Perast: The Bay of Kotor is much more than its eponymous city. Just 5km north of the main center of the bay is the picture-postcard pretty village of Perast. It’s also a great option to base yourself and while you’re there, ogle the Church Islands across the bay.

Sveti Stefan: Perhaps one of the most beautiful places to swim in the Adriatic, Sveti Stefan is a breathtaking islet just south of Budva. The site is attached to the mainland by a tombolo and although it is now a private hotel complex, the tongue of land serves as a beach facing north and south for the most idyllic swimming.

Porto Montenegro: Check any Balkan in-flight magazine these days and you’ll find condo listings for the region’s newest real estate hotspot, Porto Montenegro.
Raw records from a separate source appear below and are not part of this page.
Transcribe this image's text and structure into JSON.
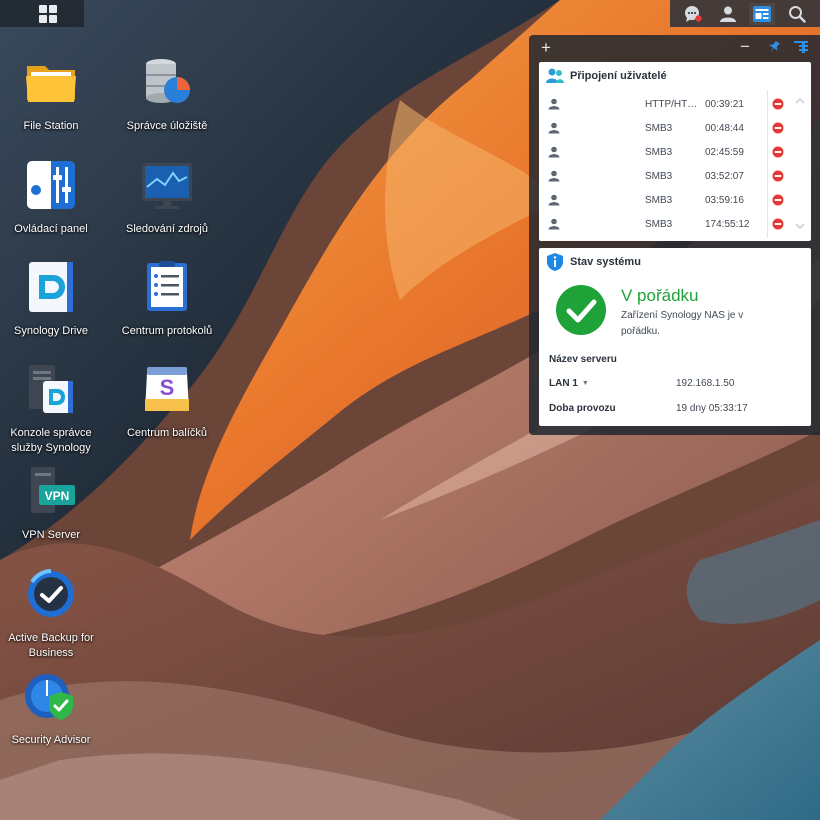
{
  "taskbar": {
    "main_menu_icon": "grid-icon",
    "right_icons": [
      "notification-chat-icon",
      "user-icon",
      "widgets-icon",
      "search-icon"
    ]
  },
  "desktop": {
    "icons": [
      {
        "label": "File Station",
        "icon": "folder-icon"
      },
      {
        "label": "Správce úložiště",
        "icon": "storage-manager-icon"
      },
      {
        "label": "Ovládací panel",
        "icon": "control-panel-icon"
      },
      {
        "label": "Sledování zdrojů",
        "icon": "resource-monitor-icon"
      },
      {
        "label": "Synology Drive",
        "icon": "synology-drive-icon"
      },
      {
        "label": "Centrum protokolů",
        "icon": "log-center-icon"
      },
      {
        "label": "Konzole správce služby Synology",
        "icon": "drive-admin-console-icon"
      },
      {
        "label": "Centrum balíčků",
        "icon": "package-center-icon"
      },
      {
        "label": "VPN Server",
        "icon": "vpn-server-icon"
      },
      {
        "label": "Active Backup for Business",
        "icon": "active-backup-icon"
      },
      {
        "label": "Security Advisor",
        "icon": "security-advisor-icon"
      }
    ]
  },
  "widget_panel": {
    "add_label": "+",
    "minimize_label": "−",
    "connections": {
      "title": "Připojení uživatelé",
      "rows": [
        {
          "protocol": "HTTP/HTTPS",
          "time": "00:39:21"
        },
        {
          "protocol": "SMB3",
          "time": "00:48:44"
        },
        {
          "protocol": "SMB3",
          "time": "02:45:59"
        },
        {
          "protocol": "SMB3",
          "time": "03:52:07"
        },
        {
          "protocol": "SMB3",
          "time": "03:59:16"
        },
        {
          "protocol": "SMB3",
          "time": "174:55:12"
        }
      ]
    },
    "system_status": {
      "title": "Stav systému",
      "status": "V pořádku",
      "description": "Zařízení Synology NAS je v pořádku.",
      "server_name_label": "Název serveru",
      "server_name_value": "",
      "lan_label": "LAN 1",
      "lan_value": "192.168.1.50",
      "uptime_label": "Doba provozu",
      "uptime_value": "19 dny 05:33:17"
    }
  },
  "colors": {
    "accent": "#1e88e5",
    "ok_green": "#1fa339",
    "disconnect_red": "#e53935"
  }
}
The resort is close to the Croatian border and is ideal for observing the bold and beautiful Balkan people. Book into new luxury hotels such as the Regent Porto Montenegro or maybe even invest in your own vacation getaway! Adriatic dream pad, anyone?

Biogradska Gora: For a small country, Montenegro is full of biodiversity, especially due to its smallest national park. Located in the north of the country, it contains some of the last virgin forests in Europe and one of the three tropical forests on the continent. It’s a 90-minute drive from Podgorica and with hiking and camping in a mountain hut, it’s a dream for more intrepid hikers.

Go for it

  • Aer Lingus flies to Dubrovnik all year round from Dublin and operates an extremely popular summer service from Cork which ends this month and returns next Easter. From Dubrovnik, several bus operators head south to Montenegro.